Posted by Katrina Parrington on February 20, 2010

Rates will have to rise as Australia gears up to prosper from its proximity to a strong Asia, RBA governor Glenn Stevens says.

Mr Stevens also said further adjustments to monetary policy will be needed to ensure inflation remains consistent with the RBA’s two to three per cent target band.

“If economic conditions evolve roughly as we expect, further adjustments to monetary policy will probably be needed over time to ensure that inflation remains consistent with the target over the medium term,” he told a House of Representatives Economics Committee hearing in Canberra.

The RBA increased the rate to 3.75 per cent by December and then surprised financial markets by keeping it steady in February.

“This is a normal experience in an economic expansion: as economic activity normalises interest rates do the same.

The RBA uses monetary policy, or interest rates, to keep inflation within its target band, and as the expansion continued there would be inflationary risks.

“But it also means that there is less scope for robust demand growth without inflation starting to rise again down the track,” he said.

“Monetary policy must therefore be careful not to overstay a very expansionary setting.”

Mr Stevens said the central bank got on the offensive by raising the cash interest rate three times last year.
“The RBA was in front of the game after the rate hikes in late  2009,” he said.

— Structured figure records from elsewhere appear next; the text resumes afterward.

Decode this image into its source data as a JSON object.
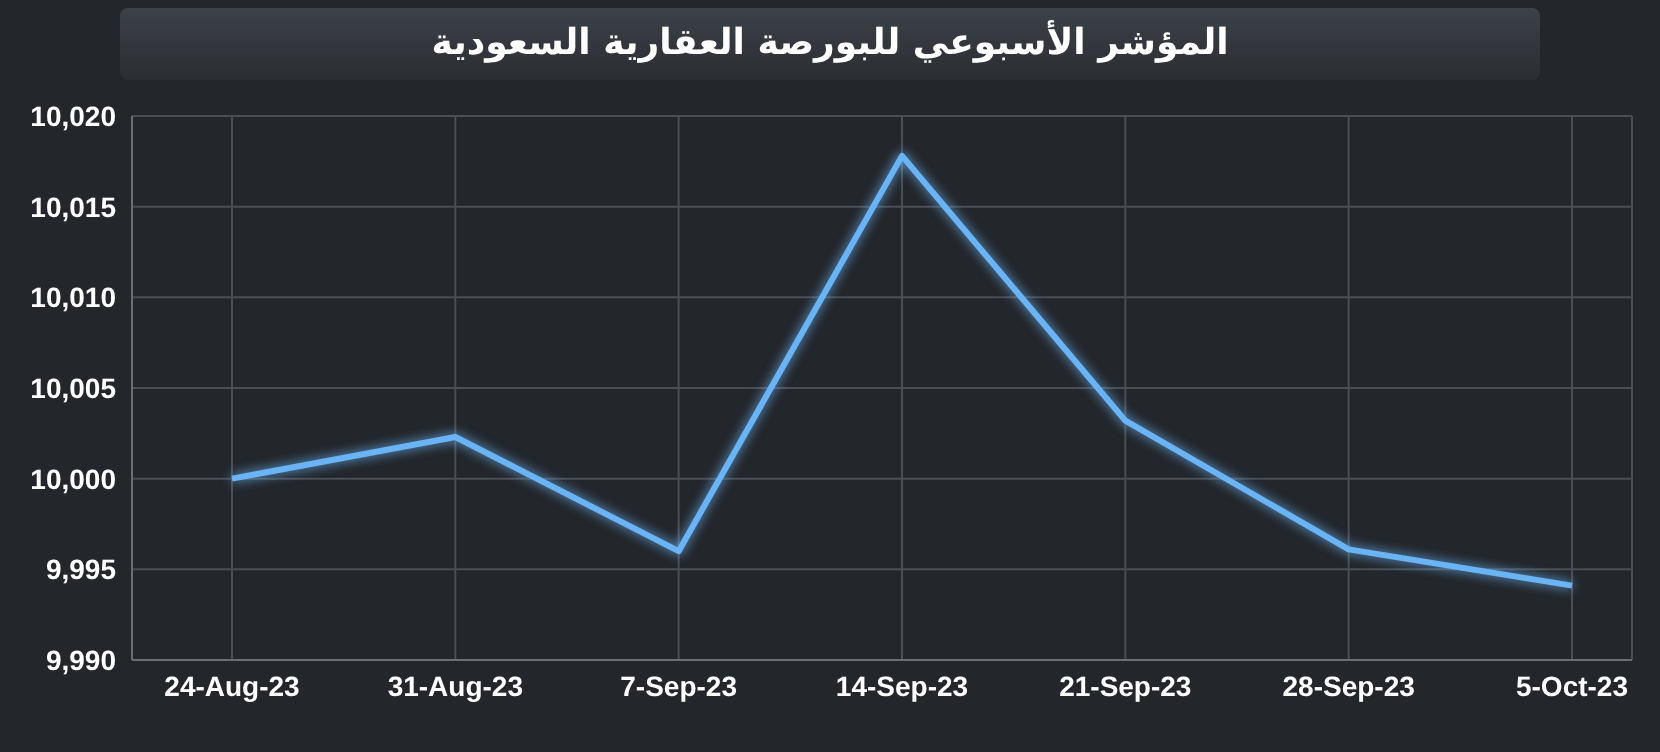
{
  "chart_data": {
    "type": "line",
    "title": "المؤشر الأسبوعي للبورصة العقارية السعودية",
    "categories": [
      "24-Aug-23",
      "31-Aug-23",
      "7-Sep-23",
      "14-Sep-23",
      "21-Sep-23",
      "28-Sep-23",
      "5-Oct-23"
    ],
    "series": [
      {
        "color": "#6ab4f5",
        "values": [
          10000.0,
          10002.3,
          9996.0,
          10017.8,
          10003.2,
          9996.1,
          9994.1
        ]
      }
    ],
    "ylim": [
      9990,
      10020
    ],
    "yticks": [
      {
        "value": 9990,
        "label": "9,990"
      },
      {
        "value": 9995,
        "label": "9,995"
      },
      {
        "value": 10000,
        "label": "10,000"
      },
      {
        "value": 10005,
        "label": "10,005"
      },
      {
        "value": 10010,
        "label": "10,010"
      },
      {
        "value": 10015,
        "label": "10,015"
      },
      {
        "value": 10020,
        "label": "10,020"
      }
    ],
    "grid": true,
    "marker": "none",
    "line_style": "solid"
  }
}
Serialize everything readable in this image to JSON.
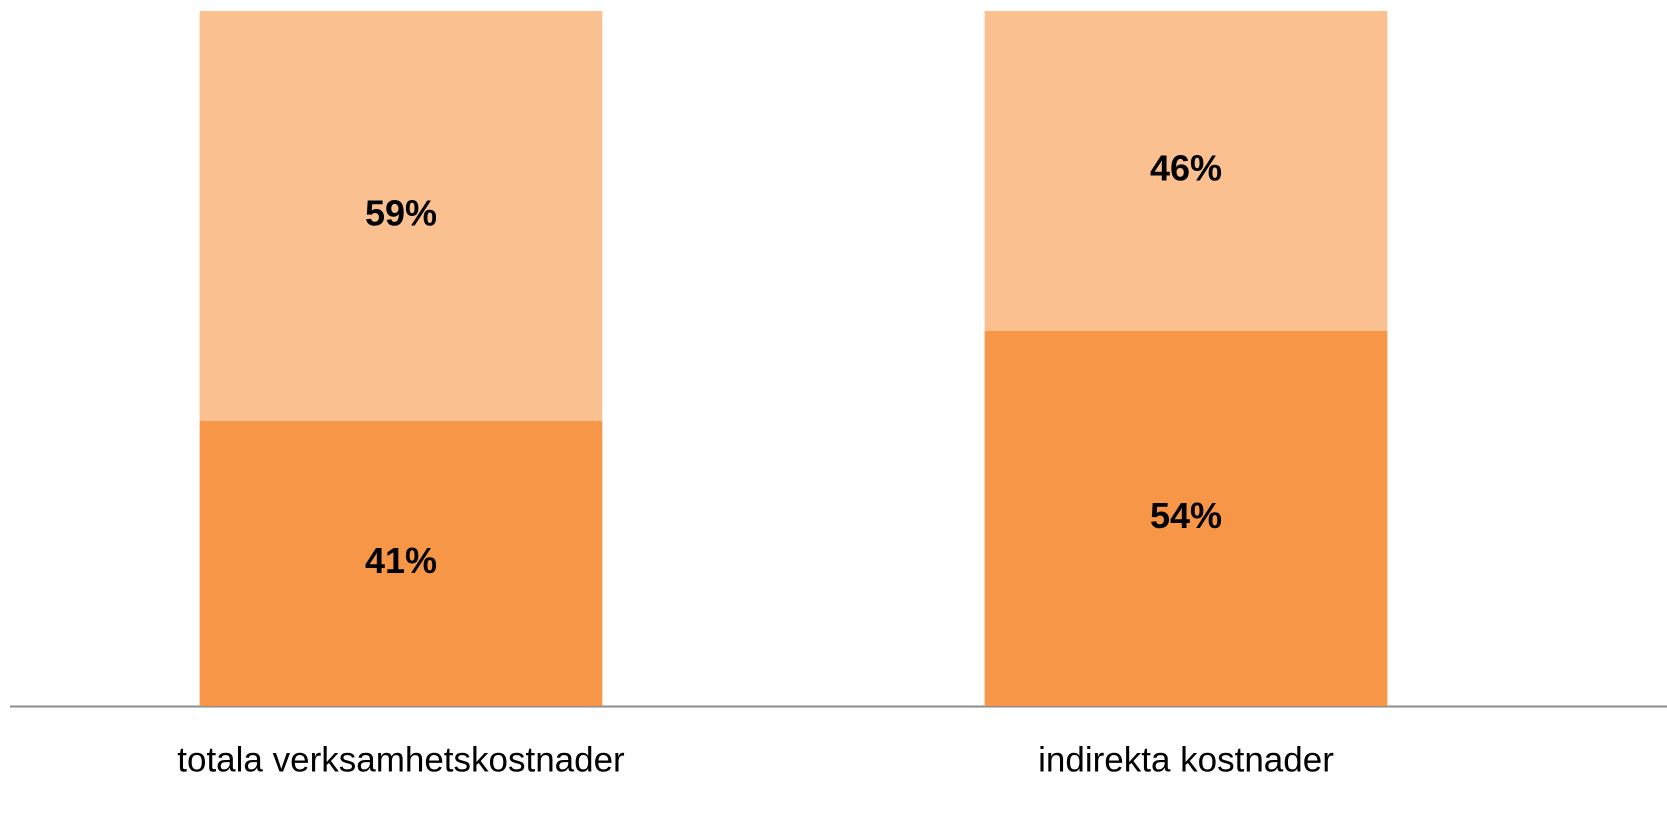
{
  "chart_data": {
    "type": "stacked_bar",
    "categories": [
      "totala verksamhetskostnader",
      "indirekta kostnader"
    ],
    "series": [
      {
        "color": "#f79646",
        "values": [
          41,
          54
        ],
        "value_labels": [
          "41%",
          "54%"
        ]
      },
      {
        "color": "#fac090",
        "values": [
          59,
          46
        ],
        "value_labels": [
          "59%",
          "46%"
        ]
      }
    ],
    "ylim": [
      0,
      100
    ]
  }
}
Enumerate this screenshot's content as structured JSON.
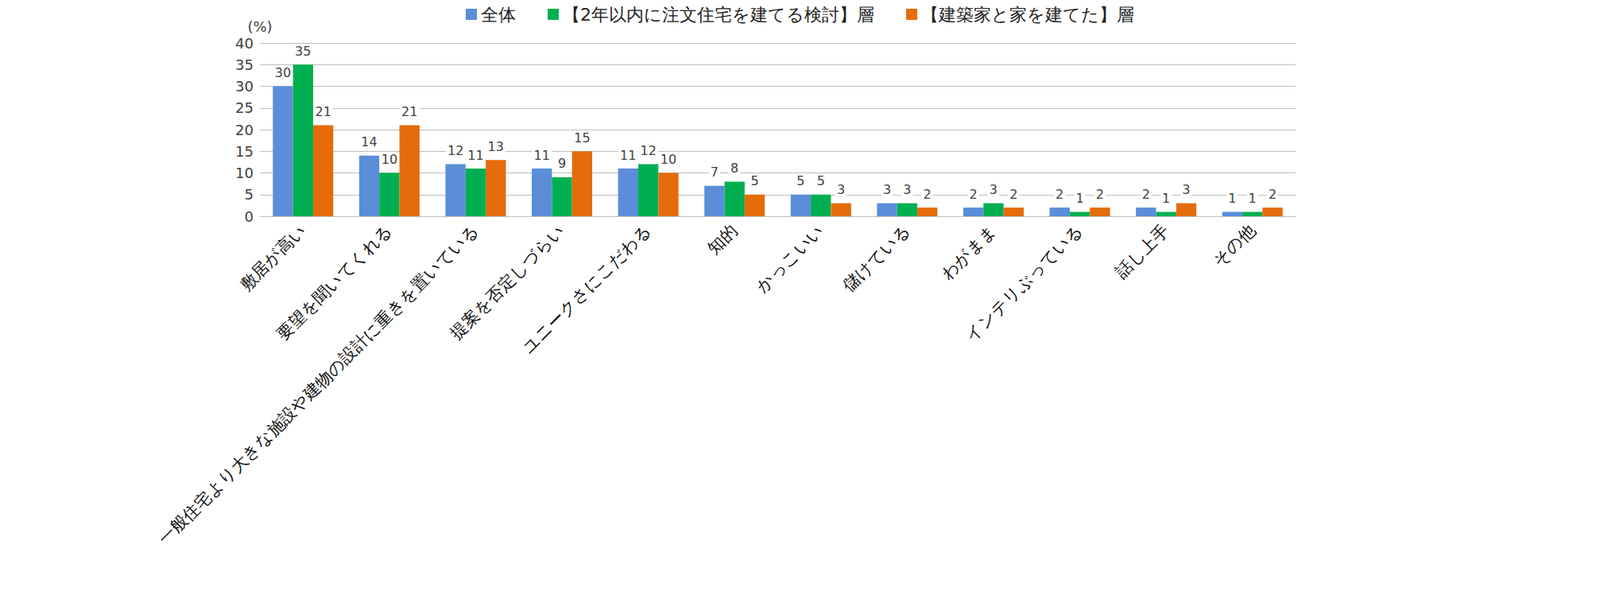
{
  "chart_data": {
    "type": "bar",
    "ylabel": "(%)",
    "categories": [
      "敷居が高い",
      "要望を聞いてくれる",
      "一般住宅より大きな施設や建物の設計に重きを置いている",
      "提案を否定しづらい",
      "ユニークさにこだわる",
      "知的",
      "かっこいい",
      "儲けている",
      "わがまま",
      "インテリぶっている",
      "話し上手",
      "その他"
    ],
    "series": [
      {
        "name": "全体",
        "color": "#5b8dd9",
        "values": [
          30,
          14,
          12,
          11,
          11,
          7,
          5,
          3,
          2,
          2,
          2,
          1
        ]
      },
      {
        "name": "【2年以内に注文住宅を建てる検討】層",
        "color": "#00b050",
        "values": [
          35,
          10,
          11,
          9,
          12,
          8,
          5,
          3,
          3,
          1,
          1,
          1
        ]
      },
      {
        "name": "【建築家と家を建てた】層",
        "color": "#e46c0a",
        "values": [
          21,
          21,
          13,
          15,
          10,
          5,
          3,
          2,
          2,
          2,
          3,
          2
        ]
      }
    ],
    "ylim": [
      0,
      40
    ],
    "yticks": [
      0,
      5,
      10,
      15,
      20,
      25,
      30,
      35,
      40
    ],
    "grid": true,
    "legend": "top",
    "data_labels": true
  }
}
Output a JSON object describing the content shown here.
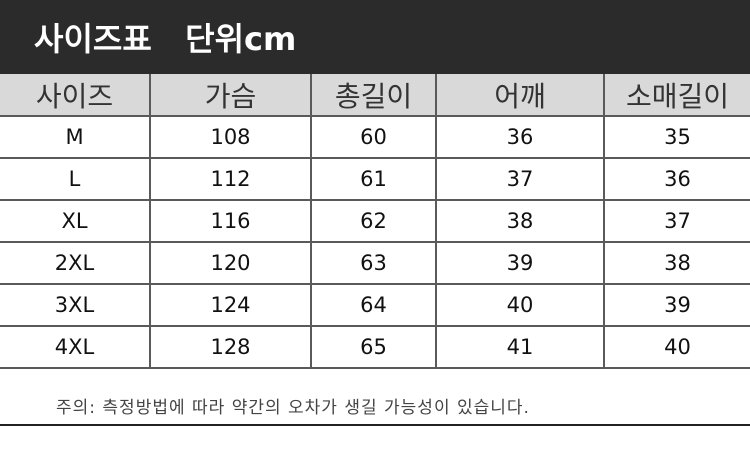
{
  "header": {
    "title": "사이즈표   단위cm"
  },
  "table": {
    "columns": [
      "사이즈",
      "가슴",
      "총길이",
      "어깨",
      "소매길이"
    ],
    "rows": [
      [
        "M",
        "108",
        "60",
        "36",
        "35"
      ],
      [
        "L",
        "112",
        "61",
        "37",
        "36"
      ],
      [
        "XL",
        "116",
        "62",
        "38",
        "37"
      ],
      [
        "2XL",
        "120",
        "63",
        "39",
        "38"
      ],
      [
        "3XL",
        "124",
        "64",
        "40",
        "39"
      ],
      [
        "4XL",
        "128",
        "65",
        "41",
        "40"
      ]
    ]
  },
  "note": "주의: 측정방법에 따라 약간의 오차가 생길 가능성이 있습니다."
}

However, Mr Stevens flagged the prospect of further hikes, albeit not at so fast a pace. “I don’t think we’re in emergency anymore,” he said.  “We’re closer to normal settings.”
 
Policy makers had to act during the global financial crisis to sustain confidence and to support the economy and financial system through demanding conditions, Mr Stevens said.

“By and large those efforts were successful,” he said.  “Now we must turn our attention to the challenges of managing an economic expansion.

The RBA sees gross domestic product (GDP) expanding by about  3.25 per cent in 2010 and about three per cent in 2011 and 2012, on top of real growth of two per cent in 2009.

It sees underlying inflation, its preferred measure of inflation as it removes volatile items from its calculations, moderating to about two per cent in 2010 from about three per cent in the second half of 2009.

“It is normal, given the lags in these processes, for inflation to keep declining for a while after the economy begins to firm,” Mr Stevens said.

“Issues of capacity, productivity, flexibility, adaptation to structural change and so on will once again come to centre stage, as they should.”

Household credit costs and availability were adequate, while housing prices had risen “quite smartly” over the past year. 

“That said, it seems unlikely that we will return to the easy credit conditions of three years ago,” he said.
“The world has changed, for a while at least.”
 
But Mr Stevens said while the economy’s performance was better than expected, it had left the nation with less spare capacity compared to the typical case after a recession.

The unemployment rate was low – it was 5.3 per cent in January – and while the labour market had proved flexible during the global economic downturn, there was less scope for robust demand growth.